The agency's oversight is now deficient in a few key ways. First its definition of adequate networks for Advantage plans doesn't take into account how often a provider practices at a given location or whether or not they are taking new patients.
“Without taking availability into account, as is done in some other programs, MA provider networks may appear to CMS and beneficiaries as more robust than they actually are,”.
Another issue is that the CMS does little to assess the accuracy of the network data that plans submit in their applications. It also does not outline what plans should do when they want to terminate an agreement with a provider.
The issue is of concern as some Advantage plans have been narrowing their provider networks, prompting concerns about ensuring enrollee access to care.
The report was requested by U.S. Sens. Sherrod Brown (D-Ohio), Richard Blumenthal (D-Conn.), and Sheldon Whitehouse (D-R.I.), and U.S. Reps. Rosa DeLauro (D-Conn.), Joe Courtney (D-Conn.), Elizabeth Esty (D-Conn.), Jim Himes (D-Conn.), and John Larson (D-Conn.).
Brown and DeLauro are authors of the Medicare Advantage Participant Bill of Rights, legislation that was developed as a result of UnitedHealth's dropping of doctors from their Medicare Advantage networks, including the entire Yale-New Haven (Conn.) Hospital network.
“Today's report underscores the horror stories I've heard from too many seniors,” Brown said. “Medicare Advantage enrollees should be able to select a plan with an adequate provider network that meets all of their needs and should have the security that their providers will not be dropped from the network in between enrollment periods.”
In response to the findings, the CMS says it's taking steps to turn things around.

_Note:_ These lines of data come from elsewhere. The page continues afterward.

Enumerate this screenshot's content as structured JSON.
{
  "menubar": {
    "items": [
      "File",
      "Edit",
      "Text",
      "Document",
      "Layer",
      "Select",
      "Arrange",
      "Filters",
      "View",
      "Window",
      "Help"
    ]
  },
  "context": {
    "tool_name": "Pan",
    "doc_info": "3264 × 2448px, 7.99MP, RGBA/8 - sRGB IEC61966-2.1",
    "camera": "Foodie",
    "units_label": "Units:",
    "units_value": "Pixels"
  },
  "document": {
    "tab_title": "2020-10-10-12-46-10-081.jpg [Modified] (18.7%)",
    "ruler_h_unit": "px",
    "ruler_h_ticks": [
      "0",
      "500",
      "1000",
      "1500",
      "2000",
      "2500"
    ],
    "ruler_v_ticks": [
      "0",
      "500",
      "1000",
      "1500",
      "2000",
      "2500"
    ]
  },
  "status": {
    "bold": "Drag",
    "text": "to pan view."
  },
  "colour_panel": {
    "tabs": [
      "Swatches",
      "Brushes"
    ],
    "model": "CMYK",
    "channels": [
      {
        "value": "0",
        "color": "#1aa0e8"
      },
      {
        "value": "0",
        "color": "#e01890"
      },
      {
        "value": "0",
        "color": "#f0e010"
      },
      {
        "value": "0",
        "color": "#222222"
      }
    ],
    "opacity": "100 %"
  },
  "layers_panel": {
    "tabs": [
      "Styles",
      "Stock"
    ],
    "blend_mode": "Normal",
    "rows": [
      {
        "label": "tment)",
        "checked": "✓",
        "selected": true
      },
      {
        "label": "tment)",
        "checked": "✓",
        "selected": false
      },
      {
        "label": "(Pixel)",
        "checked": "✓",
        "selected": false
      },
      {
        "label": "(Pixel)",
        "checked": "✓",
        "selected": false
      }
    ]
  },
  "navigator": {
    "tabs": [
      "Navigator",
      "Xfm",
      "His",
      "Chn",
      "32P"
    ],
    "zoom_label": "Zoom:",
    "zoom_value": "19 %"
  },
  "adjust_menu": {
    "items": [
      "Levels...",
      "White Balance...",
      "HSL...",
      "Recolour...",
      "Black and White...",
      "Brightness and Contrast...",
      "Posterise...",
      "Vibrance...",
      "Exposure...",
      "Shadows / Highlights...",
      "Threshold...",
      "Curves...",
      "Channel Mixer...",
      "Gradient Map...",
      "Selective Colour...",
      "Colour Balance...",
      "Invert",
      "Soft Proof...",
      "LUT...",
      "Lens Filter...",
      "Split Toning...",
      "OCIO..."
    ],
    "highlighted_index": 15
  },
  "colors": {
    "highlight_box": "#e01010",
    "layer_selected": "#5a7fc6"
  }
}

For instance, 2016 Medicare Advantage contracts indicate that provider directories must be kept up to date on whether they are accepting new patients. The agency is also considering making a rule to strengthen its oversight of network adequacy.
In regards to terminating providers, the CMS outlines that affected beneficiaries be notified that a change is taking place, and in the future it is considering having plans submit what information they send to beneficiaries so that the CMS can see whether adequate information is conveyed.